Moving one step further to a "lists of strings" in C++ there are several options. For "fixed-size" lists one has:
// Built-in (fixed) size array
std::string colour[4] = { "Blue", "Red",
"Orange", "Yellow" };
// Array of strings (safer, and easier to use than the built-in array)
std::array<std::string, 4> colour { "Blue", "Red", "Orange",
"Yellow" };
For dynamic lists of strings the most commonly used option in C++ is
// Vector of strings (the "go to" container)
std::vector<std::string> colour {"Blue", "Red", "Orange"};
// Strings can be added at any time with push_back
colour.push_back("Yellow")
However, the STL library also contains other specialized containers such as: std::deque
, std::list
, and std::forward_list
. Quoting from the textbook C++ Primer:
The idea of having different containers is they offer different performance trade-offs relative to
- The costs to add or delete elements to the container
- The costs to perform non-sequential access to elements of the container
The performance aspects of different sequential containers are summarized neatly in this table copied out of the same book:
Container | Description |
---|---|
vector |
Flexible-size array.

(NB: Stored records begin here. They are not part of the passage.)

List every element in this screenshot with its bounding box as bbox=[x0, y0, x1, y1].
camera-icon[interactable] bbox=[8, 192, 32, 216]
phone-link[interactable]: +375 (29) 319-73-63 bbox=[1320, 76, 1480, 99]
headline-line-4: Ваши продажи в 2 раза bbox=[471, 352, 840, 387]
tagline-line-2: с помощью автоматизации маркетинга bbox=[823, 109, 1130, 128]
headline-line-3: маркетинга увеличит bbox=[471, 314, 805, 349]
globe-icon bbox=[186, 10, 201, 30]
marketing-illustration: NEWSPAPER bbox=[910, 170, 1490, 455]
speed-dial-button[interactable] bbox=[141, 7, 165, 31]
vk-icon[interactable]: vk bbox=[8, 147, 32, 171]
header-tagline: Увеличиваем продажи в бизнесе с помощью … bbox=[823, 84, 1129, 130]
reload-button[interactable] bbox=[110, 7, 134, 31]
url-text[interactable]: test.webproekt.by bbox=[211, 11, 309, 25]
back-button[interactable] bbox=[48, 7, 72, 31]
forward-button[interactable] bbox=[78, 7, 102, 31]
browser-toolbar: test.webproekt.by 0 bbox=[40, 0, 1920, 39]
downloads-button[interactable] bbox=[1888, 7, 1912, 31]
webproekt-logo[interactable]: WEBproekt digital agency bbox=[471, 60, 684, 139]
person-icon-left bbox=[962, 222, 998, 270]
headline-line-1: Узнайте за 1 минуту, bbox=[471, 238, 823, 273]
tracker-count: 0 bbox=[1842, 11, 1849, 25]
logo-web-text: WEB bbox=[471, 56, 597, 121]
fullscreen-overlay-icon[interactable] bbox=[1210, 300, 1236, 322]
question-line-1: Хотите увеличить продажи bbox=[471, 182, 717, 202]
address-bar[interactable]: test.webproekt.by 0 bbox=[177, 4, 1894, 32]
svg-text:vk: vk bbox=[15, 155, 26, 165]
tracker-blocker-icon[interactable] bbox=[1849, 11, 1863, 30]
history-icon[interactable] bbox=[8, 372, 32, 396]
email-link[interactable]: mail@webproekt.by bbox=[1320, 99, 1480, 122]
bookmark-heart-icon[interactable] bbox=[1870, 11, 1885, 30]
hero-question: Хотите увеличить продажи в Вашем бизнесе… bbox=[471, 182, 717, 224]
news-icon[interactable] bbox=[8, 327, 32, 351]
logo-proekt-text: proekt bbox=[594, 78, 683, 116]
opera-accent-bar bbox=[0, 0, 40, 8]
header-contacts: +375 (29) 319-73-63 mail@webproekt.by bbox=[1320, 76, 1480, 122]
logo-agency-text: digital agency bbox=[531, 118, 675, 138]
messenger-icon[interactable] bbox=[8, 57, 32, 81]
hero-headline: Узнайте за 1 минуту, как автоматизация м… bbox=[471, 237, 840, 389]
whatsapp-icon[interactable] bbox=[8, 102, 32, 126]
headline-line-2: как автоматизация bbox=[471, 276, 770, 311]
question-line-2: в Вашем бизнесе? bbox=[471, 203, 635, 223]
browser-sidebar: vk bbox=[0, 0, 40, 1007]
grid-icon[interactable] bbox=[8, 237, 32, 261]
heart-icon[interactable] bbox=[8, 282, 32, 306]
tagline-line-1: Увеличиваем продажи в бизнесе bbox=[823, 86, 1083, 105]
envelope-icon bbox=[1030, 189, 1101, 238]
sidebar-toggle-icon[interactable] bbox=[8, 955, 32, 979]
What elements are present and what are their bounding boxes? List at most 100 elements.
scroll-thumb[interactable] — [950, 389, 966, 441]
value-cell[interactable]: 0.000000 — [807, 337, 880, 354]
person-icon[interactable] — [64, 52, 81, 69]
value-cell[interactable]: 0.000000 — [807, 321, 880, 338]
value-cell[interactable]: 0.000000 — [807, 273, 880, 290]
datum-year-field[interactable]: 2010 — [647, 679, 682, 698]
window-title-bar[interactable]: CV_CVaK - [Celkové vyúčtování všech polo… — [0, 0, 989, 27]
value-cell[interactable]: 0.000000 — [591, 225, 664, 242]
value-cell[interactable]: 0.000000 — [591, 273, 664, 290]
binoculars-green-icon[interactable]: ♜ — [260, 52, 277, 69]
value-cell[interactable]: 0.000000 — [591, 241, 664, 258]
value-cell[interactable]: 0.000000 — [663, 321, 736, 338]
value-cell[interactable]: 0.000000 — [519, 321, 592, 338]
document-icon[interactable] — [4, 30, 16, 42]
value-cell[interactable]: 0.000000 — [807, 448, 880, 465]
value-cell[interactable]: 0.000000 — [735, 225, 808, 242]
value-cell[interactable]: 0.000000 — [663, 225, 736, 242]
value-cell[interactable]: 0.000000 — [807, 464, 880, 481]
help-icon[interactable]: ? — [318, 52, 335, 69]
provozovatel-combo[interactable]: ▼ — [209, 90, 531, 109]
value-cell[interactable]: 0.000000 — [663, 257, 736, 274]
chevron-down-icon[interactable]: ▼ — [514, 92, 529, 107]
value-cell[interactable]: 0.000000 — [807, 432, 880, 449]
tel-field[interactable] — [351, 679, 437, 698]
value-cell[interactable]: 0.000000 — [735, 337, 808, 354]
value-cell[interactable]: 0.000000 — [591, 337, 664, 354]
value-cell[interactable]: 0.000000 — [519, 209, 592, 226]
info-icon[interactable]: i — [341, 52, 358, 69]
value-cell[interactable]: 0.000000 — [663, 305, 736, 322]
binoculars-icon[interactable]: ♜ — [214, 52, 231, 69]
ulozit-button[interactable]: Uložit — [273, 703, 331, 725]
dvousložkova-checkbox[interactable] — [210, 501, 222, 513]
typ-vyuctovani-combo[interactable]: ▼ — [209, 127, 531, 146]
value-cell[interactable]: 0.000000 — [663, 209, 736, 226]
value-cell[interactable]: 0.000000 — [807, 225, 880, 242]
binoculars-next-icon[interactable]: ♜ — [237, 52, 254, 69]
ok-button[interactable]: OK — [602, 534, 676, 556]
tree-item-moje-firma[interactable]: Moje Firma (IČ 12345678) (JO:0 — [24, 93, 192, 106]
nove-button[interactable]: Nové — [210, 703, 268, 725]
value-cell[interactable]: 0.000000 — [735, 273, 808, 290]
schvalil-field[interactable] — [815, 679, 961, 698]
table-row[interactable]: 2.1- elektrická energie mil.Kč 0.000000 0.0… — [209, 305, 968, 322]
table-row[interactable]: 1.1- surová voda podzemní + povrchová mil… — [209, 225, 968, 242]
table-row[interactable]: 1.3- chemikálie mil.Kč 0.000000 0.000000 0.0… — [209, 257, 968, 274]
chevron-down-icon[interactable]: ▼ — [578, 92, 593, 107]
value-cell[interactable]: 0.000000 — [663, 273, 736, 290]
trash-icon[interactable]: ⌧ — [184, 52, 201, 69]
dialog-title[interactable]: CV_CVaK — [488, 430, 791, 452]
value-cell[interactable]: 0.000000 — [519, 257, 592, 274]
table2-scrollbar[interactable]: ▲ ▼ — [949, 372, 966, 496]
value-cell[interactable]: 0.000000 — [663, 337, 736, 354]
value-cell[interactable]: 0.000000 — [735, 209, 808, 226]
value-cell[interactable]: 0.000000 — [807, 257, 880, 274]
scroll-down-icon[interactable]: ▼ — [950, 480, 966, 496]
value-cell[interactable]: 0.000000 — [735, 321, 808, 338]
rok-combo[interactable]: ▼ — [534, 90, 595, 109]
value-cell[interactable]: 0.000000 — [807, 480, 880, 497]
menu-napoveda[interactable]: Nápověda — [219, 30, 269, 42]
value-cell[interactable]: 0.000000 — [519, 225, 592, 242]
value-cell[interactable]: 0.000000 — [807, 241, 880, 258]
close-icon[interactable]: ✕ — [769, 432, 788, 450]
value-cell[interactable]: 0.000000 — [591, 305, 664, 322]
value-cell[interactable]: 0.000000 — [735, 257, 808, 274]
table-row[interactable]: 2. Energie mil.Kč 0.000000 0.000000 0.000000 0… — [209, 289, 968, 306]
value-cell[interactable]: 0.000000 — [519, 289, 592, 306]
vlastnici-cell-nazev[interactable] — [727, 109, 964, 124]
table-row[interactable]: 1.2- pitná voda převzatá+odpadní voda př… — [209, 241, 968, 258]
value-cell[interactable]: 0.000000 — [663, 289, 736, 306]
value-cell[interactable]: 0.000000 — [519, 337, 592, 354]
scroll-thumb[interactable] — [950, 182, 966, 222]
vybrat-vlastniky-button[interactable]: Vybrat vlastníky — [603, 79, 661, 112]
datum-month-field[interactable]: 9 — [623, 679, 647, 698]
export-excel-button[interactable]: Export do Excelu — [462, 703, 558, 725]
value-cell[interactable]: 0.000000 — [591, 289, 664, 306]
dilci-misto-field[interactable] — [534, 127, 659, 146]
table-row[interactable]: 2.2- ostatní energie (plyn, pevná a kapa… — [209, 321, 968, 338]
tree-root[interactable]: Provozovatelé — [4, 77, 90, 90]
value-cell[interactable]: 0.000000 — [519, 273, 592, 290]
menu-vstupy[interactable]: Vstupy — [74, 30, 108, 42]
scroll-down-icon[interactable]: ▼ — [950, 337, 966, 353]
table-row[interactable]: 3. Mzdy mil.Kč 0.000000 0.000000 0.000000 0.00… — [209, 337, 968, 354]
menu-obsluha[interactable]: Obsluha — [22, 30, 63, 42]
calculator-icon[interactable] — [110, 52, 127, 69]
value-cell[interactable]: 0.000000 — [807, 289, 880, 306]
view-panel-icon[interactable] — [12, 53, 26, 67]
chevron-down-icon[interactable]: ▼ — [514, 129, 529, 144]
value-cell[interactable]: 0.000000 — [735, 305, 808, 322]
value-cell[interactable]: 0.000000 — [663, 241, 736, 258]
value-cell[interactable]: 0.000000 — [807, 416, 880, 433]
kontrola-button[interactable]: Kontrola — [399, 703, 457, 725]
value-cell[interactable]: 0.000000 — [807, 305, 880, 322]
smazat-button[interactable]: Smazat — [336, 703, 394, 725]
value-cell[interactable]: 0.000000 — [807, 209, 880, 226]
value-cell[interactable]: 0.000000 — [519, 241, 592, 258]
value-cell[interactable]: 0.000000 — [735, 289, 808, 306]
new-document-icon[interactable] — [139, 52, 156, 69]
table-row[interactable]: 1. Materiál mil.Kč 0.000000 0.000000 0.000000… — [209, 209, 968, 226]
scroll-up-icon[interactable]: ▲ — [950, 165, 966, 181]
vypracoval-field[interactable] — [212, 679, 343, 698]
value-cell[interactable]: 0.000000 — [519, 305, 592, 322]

Supports fast random access. Inserting or deleting elements other than at the back may be slow. |
deque |
Double-ended queue. Supports fast random access. Fast insert/delete at front or back. |
list |
Doubly linked list. Supports only bidirectional sequential access. Fast insert/delete at any point in the list. |
forward_list |
Singly linked list. Supports only sequential access in one direction. Fast insert/delete at any point in the list. |
array |
Fixed-size array. Supports fast random access. Cannot add or remove elements. |
string |
A specialized container, similar to vector , that contains characters.Fast random access. Fast insert/delete at back. |
The beauty of the C++ containers is they share many common operations. If you can avoid random access, and instead use only iterators to access the elements you can switch easily between some containers. A table of the supported operations can be found here.
I believe the current implementation in #311 is most similar to the std::vector
and uses contiguous storage for the underlying string elements. The comments from @esterjo (#268 (comment) and #241 (comment)) already address the fact that other implementations might be more suitable in some usage cases in order to avoid memory fragmentation or support other operations.
Given that there is not much precedence for such string containers in Fortran, I find it hard to judge which implementation is most suitable for typical Fortran usage cases. Getting some feedback from the community could help guide further (experimental) implementation efforts.